Monday 30 November 2009

Spoken/Written Bulletin S.W.

Four days after the 50 page proposal and form and supporting material were sent off...they came back. The application was ineligible, due to having downloaded a dead link from the website. Mercifully, they had sent a new application back in with the package. So that was all of Thursday. Taking the opportunity to put in a word about something I'd forgotten (the whole Spoken/Written network is surprisingly complex, once sitting down to write a proposal for what is essentially a service that can be summed up in a few words) - an important 'partnership' aspect. And some potentially critical feedback, that I'd not put in the right folder, and then remembered once the package was posted. So while Thursday was gone (mostly filling in a 40 page A5 form rather than the 25 page A4 one), and Friday morning, by Friday lunchtime it was a better application than it had been. And I thought that was the end of it for now. But that meant being really behind with the next Edition, which I'd hoped to get off by Friday. Sunday or Monday were the very last days, and with The Vibe coming up too...no time to make anything new to sell. And then writing the Endpaper - what to say about the position of Spoken/Written? It's so complex, and could end up in so many different avenues. I am (perhaps stupidly) still committed to trying to carry it on somehow. It could carry on as it is, for which it needs money. It could carry on as two or three newsletters covering all the arts (like the old Arts Council newsletters) for which it would need R&D time. It could become a paying only service - but then some of the levelling aspect that many so value in the Bulletin would be lost. (Although six to eight pounds for a year is still not prohibitive to the majority of people). It could remain free, but become part of another organization, - thereby losing its independence. It could ask people to pay, not enough pay, and thereby as in duty bound, carry on a service for those who have paid or contributed until summer, and then fold... It could become more commercial taking a deal more advertising but losing some space for opportunities.
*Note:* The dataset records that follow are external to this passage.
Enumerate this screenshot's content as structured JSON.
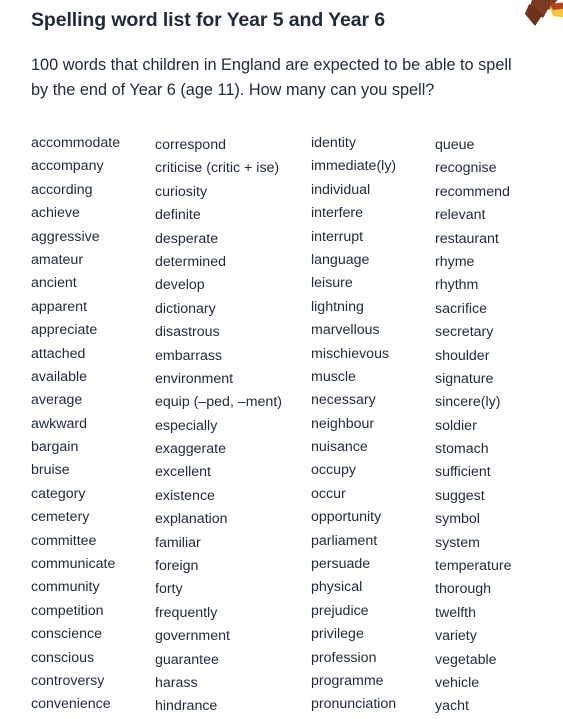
{
  "header": {
    "title": "Spelling word list for Year 5 and Year 6",
    "subtitle": "100 words that children in England are expected to be able to spell by the end of Year 6 (age 11). How many can you spell?"
  },
  "decoration": {
    "icon_name": "corner-illustration",
    "colors": {
      "primary": "#7c3a22",
      "accent": "#f2c53d",
      "secondary": "#b5451f"
    }
  },
  "colors": {
    "text": "#1f2a3a",
    "background": "#ffffff"
  },
  "wordlist": {
    "total_count": 100,
    "columns": [
      {
        "index": 1,
        "words": [
          "accommodate",
          "accompany",
          "according",
          "achieve",
          "aggressive",
          "amateur",
          "ancient",
          "apparent",
          "appreciate",
          "attached",
          "available",
          "average",
          "awkward",
          "bargain",
          "bruise",
          "category",
          "cemetery",
          "committee",
          "communicate",
          "community",
          "competition",
          "conscience",
          "conscious",
          "controversy",
          "convenience"
        ]
      },
      {
        "index": 2,
        "words": [
          "correspond",
          "criticise (critic + ise)",
          "curiosity",
          "definite",
          "desperate",
          "determined",
          "develop",
          "dictionary",
          "disastrous",
          "embarrass",
          "environment",
          "equip (–ped, –ment)",
          "especially",
          "exaggerate",
          "excellent",
          "existence",
          "explanation",
          "familiar",
          "foreign",
          "forty",
          "frequently",
          "government",
          "guarantee",
          "harass",
          "hindrance"
        ]
      },
      {
        "index": 3,
        "words": [
          "identity",
          "immediate(ly)",
          "individual",
          "interfere",
          "interrupt",
          "language",
          "leisure",
          "lightning",
          "marvellous",
          "mischievous",
          "muscle",
          "necessary",
          "neighbour",
          "nuisance",
          "occupy",
          "occur",
          "opportunity",
          "parliament",
          "persuade",
          "physical",
          "prejudice",
          "privilege",
          "profession",
          "programme",
          "pronunciation"
        ]
      },
      {
        "index": 4,
        "words": [
          "queue",
          "recognise",
          "recommend",
          "relevant",
          "restaurant",
          "rhyme",
          "rhythm",
          "sacrifice",
          "secretary",
          "shoulder",
          "signature",
          "sincere(ly)",
          "soldier",
          "stomach",
          "sufficient",
          "suggest",
          "symbol",
          "system",
          "temperature",
          "thorough",
          "twelfth",
          "variety",
          "vegetable",
          "vehicle",
          "yacht"
        ]
      }
    ]
  }
}
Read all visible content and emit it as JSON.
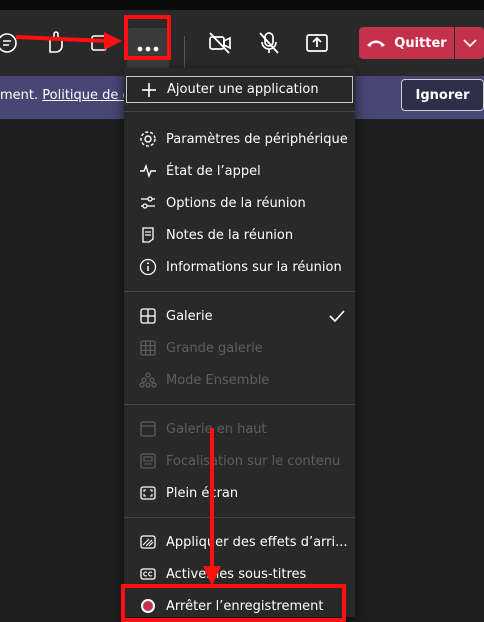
{
  "toolbar": {
    "quit_label": "Quitter",
    "icons": [
      "chat-icon",
      "reactions-icon",
      "rooms-icon",
      "more-options-icon",
      "camera-off-icon",
      "mic-off-icon",
      "share-icon",
      "hangup-icon",
      "chevron-down-icon"
    ]
  },
  "banner": {
    "text": "ment. ",
    "link": "Politique de co",
    "ignore_label": "Ignorer"
  },
  "menu": {
    "add_app": "Ajouter une application",
    "items": [
      {
        "label": "Paramètres de périphérique",
        "icon": "gear-icon",
        "enabled": true
      },
      {
        "label": "État de l’appel",
        "icon": "pulse-icon",
        "enabled": true
      },
      {
        "label": "Options de la réunion",
        "icon": "sliders-icon",
        "enabled": true
      },
      {
        "label": "Notes de la réunion",
        "icon": "notes-icon",
        "enabled": true
      },
      {
        "label": "Informations sur la réunion",
        "icon": "info-icon",
        "enabled": true
      },
      {
        "label": "Galerie",
        "icon": "gallery-icon",
        "enabled": true,
        "checked": true
      },
      {
        "label": "Grande galerie",
        "icon": "large-gallery-icon",
        "enabled": false
      },
      {
        "label": "Mode Ensemble",
        "icon": "together-mode-icon",
        "enabled": false
      },
      {
        "label": "Galerie en haut",
        "icon": "gallery-top-icon",
        "enabled": false
      },
      {
        "label": "Focalisation sur le contenu",
        "icon": "content-focus-icon",
        "enabled": false
      },
      {
        "label": "Plein écran",
        "icon": "fullscreen-icon",
        "enabled": true
      },
      {
        "label": "Appliquer des effets d’arri...",
        "icon": "background-effects-icon",
        "enabled": true
      },
      {
        "label": "Activer les sous-titres",
        "icon": "captions-icon",
        "enabled": true
      },
      {
        "label": "Arrêter l’enregistrement",
        "icon": "record-icon",
        "enabled": true
      }
    ]
  },
  "colors": {
    "accent_red": "#c4314b",
    "annotation_red": "#ff1010",
    "banner_bg": "#464775",
    "menu_bg": "#292929",
    "disabled_text": "#5e5e5e"
  }
}
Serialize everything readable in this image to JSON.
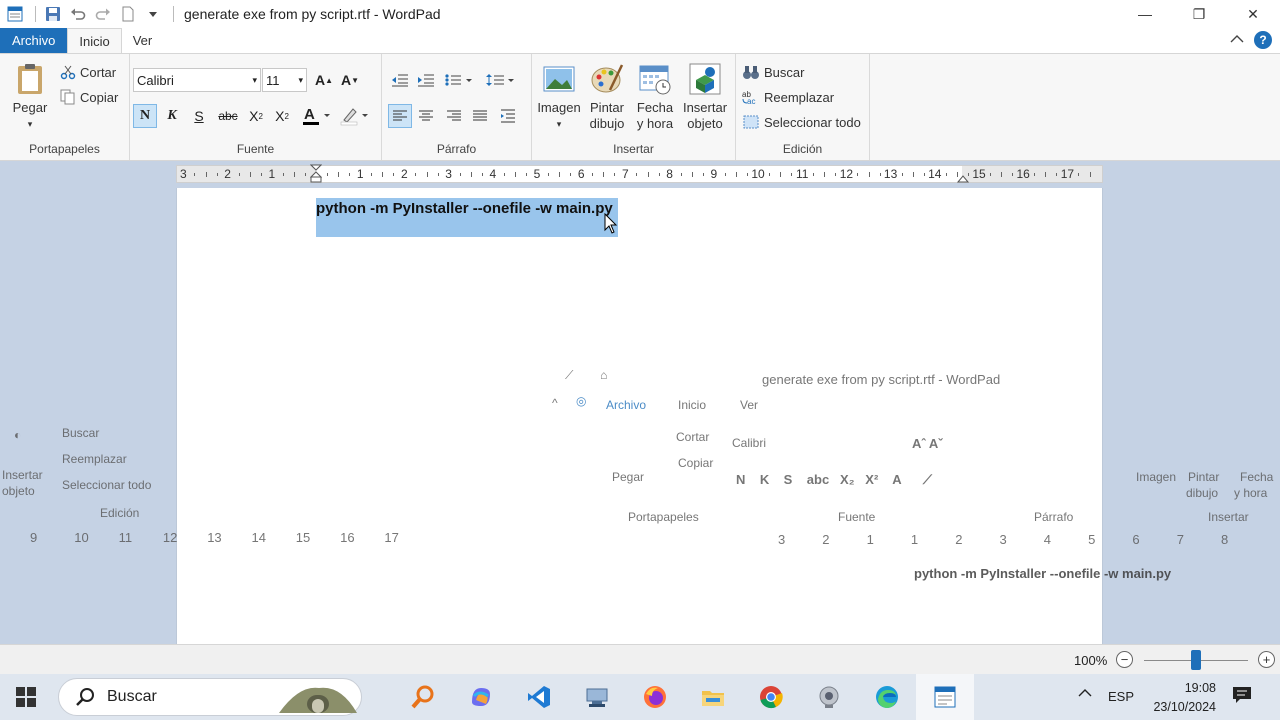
{
  "window": {
    "title": "generate exe from py script.rtf - WordPad",
    "minimize": "—",
    "maximize": "❐",
    "close": "✕"
  },
  "tabs": {
    "file": "Archivo",
    "home": "Inicio",
    "view": "Ver"
  },
  "ribbon": {
    "clipboard": {
      "label": "Portapapeles",
      "paste": "Pegar",
      "cut": "Cortar",
      "copy": "Copiar"
    },
    "font": {
      "label": "Fuente",
      "family": "Calibri",
      "size": "11",
      "bold": "N",
      "italic": "K",
      "underline": "S",
      "strike": "abc"
    },
    "paragraph": {
      "label": "Párrafo"
    },
    "insert": {
      "label": "Insertar",
      "image": "Imagen",
      "paint_1": "Pintar",
      "paint_2": "dibujo",
      "datetime_1": "Fecha",
      "datetime_2": "y hora",
      "object_1": "Insertar",
      "object_2": "objeto"
    },
    "editing": {
      "label": "Edición",
      "find": "Buscar",
      "replace": "Reemplazar",
      "select_all": "Seleccionar todo"
    }
  },
  "ruler": {
    "numbers": [
      "3",
      "2",
      "1",
      "1",
      "2",
      "3",
      "4",
      "5",
      "6",
      "7",
      "8",
      "9",
      "10",
      "11",
      "12",
      "13",
      "14",
      "15",
      "16",
      "17"
    ]
  },
  "document": {
    "line1": "python -m PyInstaller --onefile -w main.py"
  },
  "ghost": {
    "title": "generate exe from py script.rtf - WordPad",
    "file": "Archivo",
    "home": "Inicio",
    "view": "Ver",
    "find": "Buscar",
    "replace": "Reemplazar",
    "select_all": "Seleccionar todo",
    "insert_1": "Insertar",
    "insert_2": "objeto",
    "editing": "Edición",
    "cut": "Cortar",
    "copy": "Copiar",
    "paste": "Pegar",
    "clipboard": "Portapapeles",
    "font_family": "Calibri",
    "font_label": "Fuente",
    "paragraph": "Párrafo",
    "image": "Imagen",
    "paint_1": "Pintar",
    "paint_2": "dibujo",
    "datetime_1": "Fecha",
    "datetime_2": "y hora",
    "insert_label": "Insertar",
    "line1": "python -m PyInstaller --onefile -w main.py",
    "ruler_left": [
      "9",
      "10",
      "11",
      "12",
      "13",
      "14",
      "15",
      "16",
      "17"
    ],
    "ruler_right": [
      "3",
      "2",
      "1",
      "1",
      "2",
      "3",
      "4",
      "5",
      "6",
      "7",
      "8"
    ]
  },
  "status": {
    "zoom": "100%",
    "zoom_level": 0.5
  },
  "taskbar": {
    "search": "Buscar",
    "language": "ESP",
    "time": "19:08",
    "date": "23/10/2024"
  },
  "colors": {
    "accent": "#1e6fb9",
    "selection": "#99c5ec",
    "workspace": "#c5d2e4"
  }
}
And who knows which of these are actually possible avenues, until they are tried? Hence the outcome being still clouded in uncertainty.
One thing is clear. I as its Editor have a love/hate relationship with the Bulletin. It both allows me time to do the other things I need to do and is closely allied to my main branch of the arts. But it also stops me doing things I need to do, and obviously as things stand, does not bring enough return...But ultimately its future is not up to me alone, nor to the Arts Council, but to its readers...
I don't know why it was so strangely hard to finish this last Edition of the season.